You can then substitute for $\theta_2$ into one of the original equations, expand the compound angle term and then use a compound angle transformation to obtain a solvable equation for $\theta_1$

Answer 2

here is another way to do this. square the two equations and adding them gives you $$\frac1{2.25}(x^2 + y^2) = 2 + 2(\cos \theta_1\cos(\theta_1+\theta_2)+\sin \theta_1\sin(\theta_1+\theta_2)=2+2\cos \theta_2 $$ that is $$\theta_2 = \pm\cos^{-1}\left(\frac1{4.50}(x^2+y^2) - 1\right) $$ now use this value in the equation $$\cos \theta_1 + \cos (\theta_1 + \theta_2)=\frac x{1.5} $$ to find $\theta_1.$

Answer 3

There is no general method for solving every system of non-linear equations. However, the system you stated does have a reasonable solution, and comes up in robotics, specifically, solving the inverse kinematics of a 2 link arm.

Suppose we have the following 2 link arm with link lengths $l_1,l_2 > 0$, and we wish to find the joint angles $\theta_1,\theta_2$ to get the end of the second joint in the desired position $(x,y)$.

http://www.cs.dartmouth.edu/~devin/cs81/lectures/lecture04/inverse2r.png

For a given $\theta_1,\theta_2$, the position of the end of the 2nd link is given by: $$x = l_1\cos\theta_1+l_2\cos(\theta_1+\theta_2)$$ $$y = l_1\sin\theta_1+l_2\sin(\theta_1+\theta_2).$$

(Note that if you substitute $l_1 = l_2 = 1.5$, you get the system in your question).

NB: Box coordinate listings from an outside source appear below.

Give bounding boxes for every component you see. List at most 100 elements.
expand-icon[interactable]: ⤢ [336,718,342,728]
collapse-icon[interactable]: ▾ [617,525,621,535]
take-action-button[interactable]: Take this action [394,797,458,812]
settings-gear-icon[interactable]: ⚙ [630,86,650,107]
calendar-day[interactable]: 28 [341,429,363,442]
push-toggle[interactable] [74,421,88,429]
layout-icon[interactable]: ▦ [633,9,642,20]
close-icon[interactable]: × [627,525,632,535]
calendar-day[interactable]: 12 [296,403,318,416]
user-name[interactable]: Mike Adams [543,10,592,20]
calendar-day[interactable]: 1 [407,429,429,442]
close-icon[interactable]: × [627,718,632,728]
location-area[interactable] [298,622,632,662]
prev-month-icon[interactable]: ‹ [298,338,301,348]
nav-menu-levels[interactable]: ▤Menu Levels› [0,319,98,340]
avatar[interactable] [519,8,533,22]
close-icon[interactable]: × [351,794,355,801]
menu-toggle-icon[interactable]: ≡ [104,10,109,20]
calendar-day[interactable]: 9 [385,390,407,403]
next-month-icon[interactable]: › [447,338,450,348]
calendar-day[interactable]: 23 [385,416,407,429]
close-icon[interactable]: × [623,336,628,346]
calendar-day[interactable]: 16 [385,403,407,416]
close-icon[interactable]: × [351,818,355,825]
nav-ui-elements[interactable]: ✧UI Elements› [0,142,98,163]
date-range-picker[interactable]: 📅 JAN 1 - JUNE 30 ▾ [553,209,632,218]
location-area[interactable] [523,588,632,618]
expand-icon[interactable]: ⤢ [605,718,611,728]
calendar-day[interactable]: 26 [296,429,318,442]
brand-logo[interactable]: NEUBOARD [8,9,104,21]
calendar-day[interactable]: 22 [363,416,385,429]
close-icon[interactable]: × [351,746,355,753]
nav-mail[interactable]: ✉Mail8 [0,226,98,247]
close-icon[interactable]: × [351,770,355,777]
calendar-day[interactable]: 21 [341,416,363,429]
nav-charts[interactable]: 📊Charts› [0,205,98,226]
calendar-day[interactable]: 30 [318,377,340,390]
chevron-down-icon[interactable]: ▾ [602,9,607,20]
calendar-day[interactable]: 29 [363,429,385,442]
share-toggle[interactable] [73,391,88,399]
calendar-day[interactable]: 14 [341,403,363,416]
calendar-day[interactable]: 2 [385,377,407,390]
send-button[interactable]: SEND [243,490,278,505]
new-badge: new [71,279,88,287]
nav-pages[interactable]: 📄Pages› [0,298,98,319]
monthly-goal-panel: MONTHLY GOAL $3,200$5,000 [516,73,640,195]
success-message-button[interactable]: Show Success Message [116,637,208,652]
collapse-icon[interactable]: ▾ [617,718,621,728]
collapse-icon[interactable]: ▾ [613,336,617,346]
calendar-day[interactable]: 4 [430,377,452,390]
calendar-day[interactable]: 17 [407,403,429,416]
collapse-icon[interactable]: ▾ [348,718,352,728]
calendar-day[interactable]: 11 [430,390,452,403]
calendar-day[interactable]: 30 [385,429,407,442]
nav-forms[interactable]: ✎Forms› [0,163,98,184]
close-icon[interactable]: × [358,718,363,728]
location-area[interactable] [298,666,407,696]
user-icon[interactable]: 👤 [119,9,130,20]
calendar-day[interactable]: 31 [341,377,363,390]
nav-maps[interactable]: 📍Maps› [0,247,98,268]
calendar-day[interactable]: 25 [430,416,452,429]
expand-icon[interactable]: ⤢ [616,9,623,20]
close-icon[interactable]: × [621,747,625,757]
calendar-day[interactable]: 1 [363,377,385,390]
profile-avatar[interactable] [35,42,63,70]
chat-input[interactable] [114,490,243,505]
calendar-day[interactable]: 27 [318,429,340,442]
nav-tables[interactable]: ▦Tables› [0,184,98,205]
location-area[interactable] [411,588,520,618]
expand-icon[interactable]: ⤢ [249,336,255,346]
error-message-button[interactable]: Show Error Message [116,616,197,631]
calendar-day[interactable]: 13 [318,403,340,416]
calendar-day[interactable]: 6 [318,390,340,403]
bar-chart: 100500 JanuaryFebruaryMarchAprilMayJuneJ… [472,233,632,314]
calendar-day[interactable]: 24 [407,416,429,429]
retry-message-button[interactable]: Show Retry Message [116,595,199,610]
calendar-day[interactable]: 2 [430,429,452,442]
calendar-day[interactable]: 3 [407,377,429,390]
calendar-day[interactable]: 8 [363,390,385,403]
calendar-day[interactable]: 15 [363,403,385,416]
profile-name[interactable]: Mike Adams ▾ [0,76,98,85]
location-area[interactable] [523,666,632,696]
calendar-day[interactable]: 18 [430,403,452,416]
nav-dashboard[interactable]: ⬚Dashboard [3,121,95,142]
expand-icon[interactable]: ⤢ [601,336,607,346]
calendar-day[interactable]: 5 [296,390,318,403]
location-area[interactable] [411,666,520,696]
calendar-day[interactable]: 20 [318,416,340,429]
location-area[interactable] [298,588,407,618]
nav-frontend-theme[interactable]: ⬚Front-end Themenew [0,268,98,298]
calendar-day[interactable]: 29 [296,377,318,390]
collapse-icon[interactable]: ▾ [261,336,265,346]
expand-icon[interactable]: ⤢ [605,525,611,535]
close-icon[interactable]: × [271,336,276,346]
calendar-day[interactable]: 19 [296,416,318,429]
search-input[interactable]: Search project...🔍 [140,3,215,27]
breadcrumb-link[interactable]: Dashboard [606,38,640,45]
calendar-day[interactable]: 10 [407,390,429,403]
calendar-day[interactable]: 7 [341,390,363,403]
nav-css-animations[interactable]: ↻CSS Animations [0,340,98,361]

We can solve this problem either algebraically, or geometrically. I'll do it geometrically.

Using the Law of Cosines, we get that $\cos C = \dfrac{l_1^2+l_2^2-(x^2+y^2)}{2l_1l_2}$.

Hence, $\cos\theta_2 = \cos(180^{\circ}-C) = - \cos C = \dfrac{x^2+y^2-l_1^2-l_2^2}{2l_1l_2}$.

Therefore, $\theta_2 = \pm\arccos\left(\dfrac{x^2+y^2-l_1^2-l_2^2}{2l_1l_2}\right)$. Note that there are 2 solutions, one where the arm looks like the diagram above, and another where the arm is bent in the other direction.

Also, from using the Law of Cosines, we get $B = \pm \arccos\left(\dfrac{(x^2+y^2)+l_1^2-l_2^2}{2l_1\sqrt{x^2+y^2}}\right)$.

Using basic right angle trigonometry, we have $\theta_1+B = \text{atan2}(y,x)$.

Therefore, $\theta_1 = \text{atan2}(y,x) \mp \arccos\left(\dfrac{(x^2+y^2)+l_1^2-l_2^2}{2l_1\sqrt{x^2+y^2}}\right)$. Note that the $-$ solution for $\theta_1$ is paired with the $+$ solution for $\theta_2$, and the $+$ solution for $\theta_1$ is paired with the $-$ solution for $\theta_2$.